Hidden query

Express.js type middleware to hide query parameters from browser urls. Hidden query parameters are still accessible from req.query as normal.

Run-time dependencies

This package needs to be used in conjunction with a session middleware, such as express-session or cookie-session

API

const express = require('express');
const cookieSession = require('cookie-session');
const hiddenQuery = require('@booli/hidden-query');

var app = express()
 
app.use(cookieSession({ /* ... */ }))

app.use(hiddenQuery(
  'foo', 'bar', {
    qux: '/home',
    baz: '/users/:id',
  }
));

Only one instance of the hiddenQuery middleware should handle an incoming request. Avoid combining general rules for all routes with rules for specific routes, as seen in the example below. Currently this type of usage is not supported and might lead to infinite redirects.

// Bad combination

app.use(hiddenQuery('foo', 'bar'));

app.use('/home', hiddenQuery('qux'), (req, res, next) => { /* ... */ });

hiddenQuery(queryKey, queryKey2, ...)

Pass arbitrary number of query keys to hide. The keys can be strings, in which case the corresponding query parameter will be hidden for all requests handled by the middleware, or objects with a key-path pairs, in which case the corresponding query parameter will be hidden if the request url matches the path. When passing objects with key-path pairs, the path matching is done using path-to-regexp, which allows various patterns.

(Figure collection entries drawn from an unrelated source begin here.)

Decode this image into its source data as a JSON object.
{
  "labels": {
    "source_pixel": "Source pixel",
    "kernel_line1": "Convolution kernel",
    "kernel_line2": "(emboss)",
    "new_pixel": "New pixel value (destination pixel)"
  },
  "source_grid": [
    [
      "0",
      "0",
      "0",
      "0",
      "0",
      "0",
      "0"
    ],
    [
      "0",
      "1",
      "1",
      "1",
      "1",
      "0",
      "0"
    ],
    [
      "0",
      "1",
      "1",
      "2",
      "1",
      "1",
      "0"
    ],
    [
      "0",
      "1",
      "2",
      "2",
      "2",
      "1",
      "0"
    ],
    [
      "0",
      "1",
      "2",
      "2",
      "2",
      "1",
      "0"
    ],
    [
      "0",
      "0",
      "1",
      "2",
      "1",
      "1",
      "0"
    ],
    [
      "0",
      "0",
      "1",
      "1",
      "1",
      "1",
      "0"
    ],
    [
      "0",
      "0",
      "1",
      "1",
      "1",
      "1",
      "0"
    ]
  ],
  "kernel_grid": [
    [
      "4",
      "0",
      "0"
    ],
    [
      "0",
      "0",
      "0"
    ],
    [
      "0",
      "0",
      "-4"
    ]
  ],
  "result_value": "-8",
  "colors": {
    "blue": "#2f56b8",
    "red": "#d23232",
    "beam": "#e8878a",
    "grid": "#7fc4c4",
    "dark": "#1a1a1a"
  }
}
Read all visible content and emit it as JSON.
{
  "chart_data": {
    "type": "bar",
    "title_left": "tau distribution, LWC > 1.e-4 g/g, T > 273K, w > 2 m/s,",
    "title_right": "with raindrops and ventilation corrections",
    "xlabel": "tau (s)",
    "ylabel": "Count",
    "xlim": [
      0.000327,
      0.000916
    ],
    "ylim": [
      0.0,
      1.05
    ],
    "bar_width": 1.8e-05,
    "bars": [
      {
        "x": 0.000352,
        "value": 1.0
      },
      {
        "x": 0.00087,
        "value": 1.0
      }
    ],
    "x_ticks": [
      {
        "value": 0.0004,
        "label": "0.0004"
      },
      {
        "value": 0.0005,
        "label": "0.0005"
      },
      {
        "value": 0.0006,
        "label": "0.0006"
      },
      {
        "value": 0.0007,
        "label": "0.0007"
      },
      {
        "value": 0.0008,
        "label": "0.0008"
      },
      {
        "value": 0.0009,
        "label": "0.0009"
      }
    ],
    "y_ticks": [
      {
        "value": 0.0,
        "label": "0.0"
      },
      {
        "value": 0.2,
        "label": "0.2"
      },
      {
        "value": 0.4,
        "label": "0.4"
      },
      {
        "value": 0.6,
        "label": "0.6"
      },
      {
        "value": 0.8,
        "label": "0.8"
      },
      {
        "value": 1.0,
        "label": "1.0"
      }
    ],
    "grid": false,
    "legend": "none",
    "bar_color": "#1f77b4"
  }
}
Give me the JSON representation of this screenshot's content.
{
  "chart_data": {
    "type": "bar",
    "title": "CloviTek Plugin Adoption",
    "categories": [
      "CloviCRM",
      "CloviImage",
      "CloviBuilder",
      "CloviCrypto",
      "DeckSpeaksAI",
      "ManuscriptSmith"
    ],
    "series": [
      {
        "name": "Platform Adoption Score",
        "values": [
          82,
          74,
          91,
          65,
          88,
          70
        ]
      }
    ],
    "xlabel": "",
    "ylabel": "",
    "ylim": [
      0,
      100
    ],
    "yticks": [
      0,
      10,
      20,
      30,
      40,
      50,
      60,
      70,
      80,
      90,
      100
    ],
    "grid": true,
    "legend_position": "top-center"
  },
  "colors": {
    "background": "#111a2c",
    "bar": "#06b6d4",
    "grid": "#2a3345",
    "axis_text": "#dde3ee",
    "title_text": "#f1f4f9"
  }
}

If no query keys are passed, all query parameters will be hidden for all routes handled by the middleware.

Under the hood

On incoming request, query parameters to be hidden are saved to the session and then the browser is redirected with status 302 to the same url without the extracted parameters in the url. On the subsequent redirected request, the parameters from the session are picked up and exposed on the req.query together with query parameters present in the request url.